For graduate and undergraduate students alike, academic research is pivotal to our education. The use of peer-reviewed articles not only aids our understanding of the disciplines we study but is often a required part of our coursework.
It's easy for students to disregard the costs behind accessing hundreds of thousands of peer-reviewed materials. For universities, however, the bill is staggering. The business of academic research publishing is to blame.
Ideally, researchers are paid a salary to conduct and write their research, typically via grants and their institutions. Then, the research authors pay a fee to submit their work to be peer-reviewed. In many cases, these peer reviewers are not compensated for their work.

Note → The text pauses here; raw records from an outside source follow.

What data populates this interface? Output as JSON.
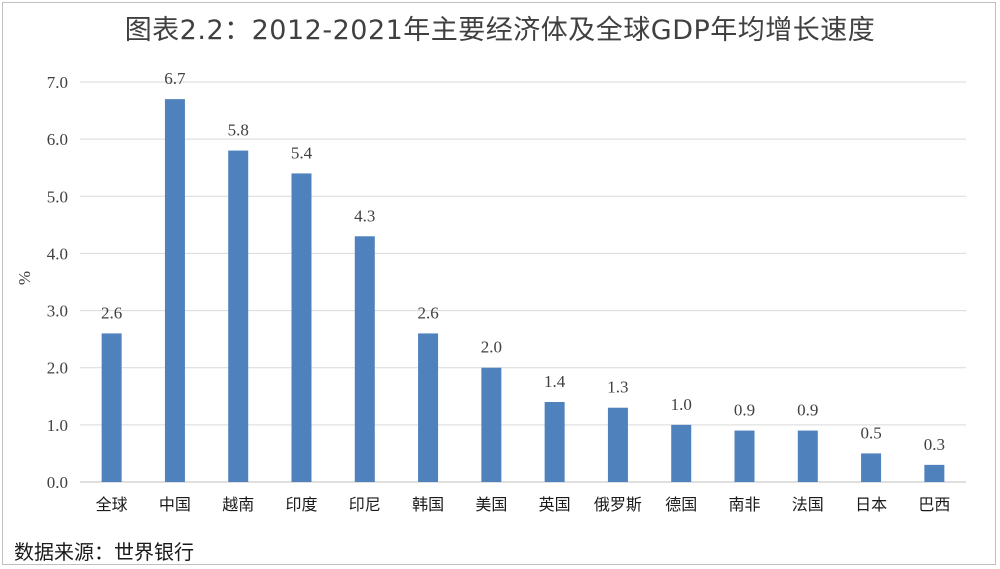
{
  "chart_data": {
    "type": "bar",
    "title": "图表2.2：2012-2021年主要经济体及全球GDP年均增长速度",
    "ylabel": "%",
    "xlabel": "",
    "categories": [
      "全球",
      "中国",
      "越南",
      "印度",
      "印尼",
      "韩国",
      "美国",
      "英国",
      "俄罗斯",
      "德国",
      "南非",
      "法国",
      "日本",
      "巴西"
    ],
    "values": [
      2.6,
      6.7,
      5.8,
      5.4,
      4.3,
      2.6,
      2.0,
      1.4,
      1.3,
      1.0,
      0.9,
      0.9,
      0.5,
      0.3
    ],
    "value_labels": [
      "2.6",
      "6.7",
      "5.8",
      "5.4",
      "4.3",
      "2.6",
      "2.0",
      "1.4",
      "1.3",
      "1.0",
      "0.9",
      "0.9",
      "0.5",
      "0.3"
    ],
    "ylim": [
      0,
      7.0
    ],
    "yticks": [
      "0.0",
      "1.0",
      "2.0",
      "3.0",
      "4.0",
      "5.0",
      "6.0",
      "7.0"
    ],
    "grid": true,
    "bar_color": "#4f81bd"
  },
  "source": "数据来源：世界银行"
}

Then, research databases cash in by charging users subscription fees for access to published materials.
These databases are exploiting researchers, institutions and their users. This isn’t the way it has to be.
Assuming researchers get paid a salary for their work, they are not reliant on publishing fees to make a living.
Researchers aren’t to blame. These publishing monoliths are the ones building costly paywalls around researchers’ content, even going as far as to charge authors a fee if they do not want their work behind a paywall.
These fees stack up for universities and individuals. On Elsevier, which is responsible for 18 percent of the world’s research output, one article could cost almost $30. A JSTOR individual research subscription — which still limits access and PDF downloads — costs upwards of $200 annually. Some sites, like ProQuest, don’t even allow individuals to purchase subscriptions. This privilege is reserved for universities and research institutions.
Disparities exist between the disciplines as well. For example, scientific journals are more often open access than humanities journals.